Gözlerini ay ışığına çevirmiş geceyi izliyordu. Çocukluğundan bu yana
beklide ilk defa özlemle bakıyordu ay ışığına. İçinde bir damla sevgi
kaldı ise şu anda ortaya çıkıyordu. Yerde kanlar içinde yatan katibe
baktı. Tüm kütüphaneyi kılıçtan geçirmişti ancak bu katip için önemli
planları vardı.

       Kütüphane çok genişti belki de şehirlerde görülebilinecek en büyük
olanıydı.Pegason kütüphanesi Chorster insan şehrinin ağaçlık kısmını
tutuyordu.Dışı ak taştan yapılmış güzel bir cüce işçiliği vardı ,
üzeride cüce motifleri ile süslenmişti.Camlarında ise Jozan'ın rünleri
bulunuyordu.Buranın kapısında koruma olmazdı.Şehirde herkes
kütüphaneye ve çalışanlarına saygı duyar ve onların başlarına bir
şeyler gelebileceğini tahmin etmezdi.Ante-Mortem dünyasındaki tüm
kütüphanelerden bilgiler buraya gelirdi ve toplanırdı.Bu gece ise
kütüphanenin tüm kapıları efsunlanmış ve tüm büyücüler öldürülmüş
haldeydi.Bu saldırı çok önceden kararlaştırılmış ve
planlanmıştı.Belorin zeki biriydi , yapacağı hareketleri ve pusuları
itina ile hazırlardı.Bu gece çok özeldi , yirmiden fazla büyücüyü ve
ve bütün katibleri öldürebilicek kadar ...Ay ışığına bakıyordu gözlerini kısarak
belki bu hayatındaki son günlerdi ama değecek günlerdi...

Belorinden Anılar

Sadece görmek hissetmek istiyordu. kız habersizdi. Belorin kızın saçlarının kokusunu alabiliyordu. bir an eli hançerine gittine. öldürmek istiyordu ama ona engel olan birşeyler vardı. Az sonra anlamıştı kız hamileydi. Karnı gereğinden fazla şişti. Hançerini bıraktı. ama biraz ileride ona doğru gelmekte olan üç adamı fark etti. siyah cüppesini üstüne çekti. kayanın üstüne uzakdı. kamufle olmuştu. adamlar aralarında konuşarak geliyorlardı ve çok alkollü oldukları belliydi. kadının yanına sindiler.
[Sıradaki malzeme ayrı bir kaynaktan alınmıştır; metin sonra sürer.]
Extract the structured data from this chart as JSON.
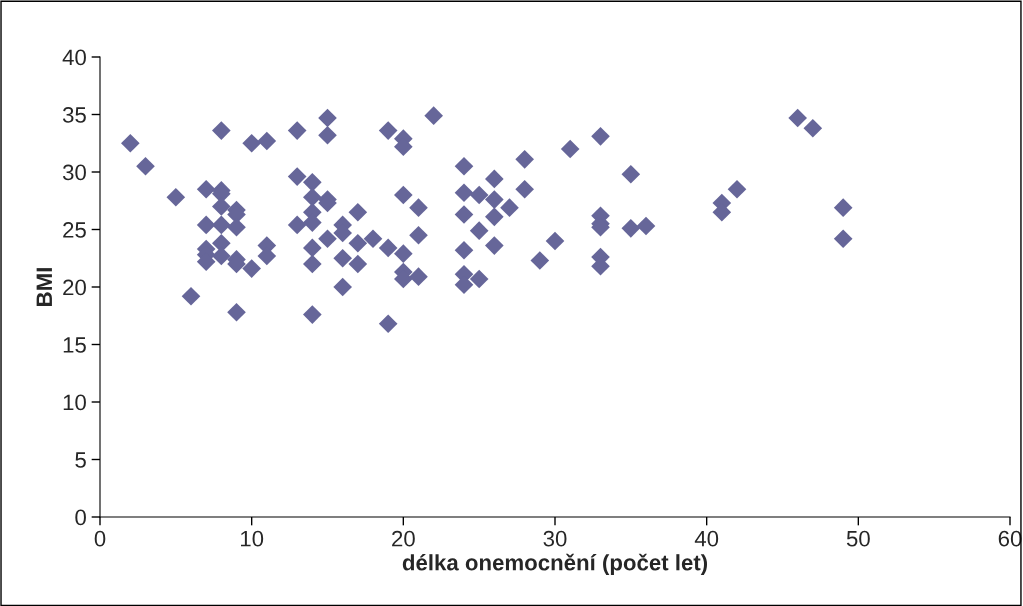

Kadın çaresizce adamlara baktı ve istemiyerek yaptığı belli olarak adamları tatmin etmeye başladı. Belorin'in miğdesi bulanıyordu. elleri istemeden palalarının kabzalarına gitti. ikiz palalar bir anda ahenkle dans etmeye başlamışlardı . havada kavisler çizerek dans ediyorlar ve adamlara sürekli ani yaralar açıyorlardı. Adamlar gecenin karanlığında göremedikleri bu şeyle savaşamıyorlar sadece çaresizce ölümü bekliyorlardı. Sonunda her taraf cesetlerle dolmuştu kopan kafalar parmaklar kollar bacaklar kulaklar. Belorin sessizce tekrar kayanın yanınasindi kadın şok olmuştu hareket edemiyor ağzını açamıyordu . belorin yavaşça kadının yanına ilerledi. Ağzını kapıyan peçesi ve siyah kapşonlu pelerini yüzünden sadece gök mavisi gözleri belli oluyordu. kadına yavaşça baktı ellerini kadının çantasında gezdirdi tek bulabildiği küflü bir parça ekmekti. Anlıyordu kadının parası yoktu ve çocugu için bunu yapmak zorundaydı. Kendi üvey annesi aklına gelmişti. Belorini yetiştirmek için neler yapmıştı. Cebinden altınla dolu bir kese çıkarıp kadına verdi. ve gölgelerin içinde kayboldu.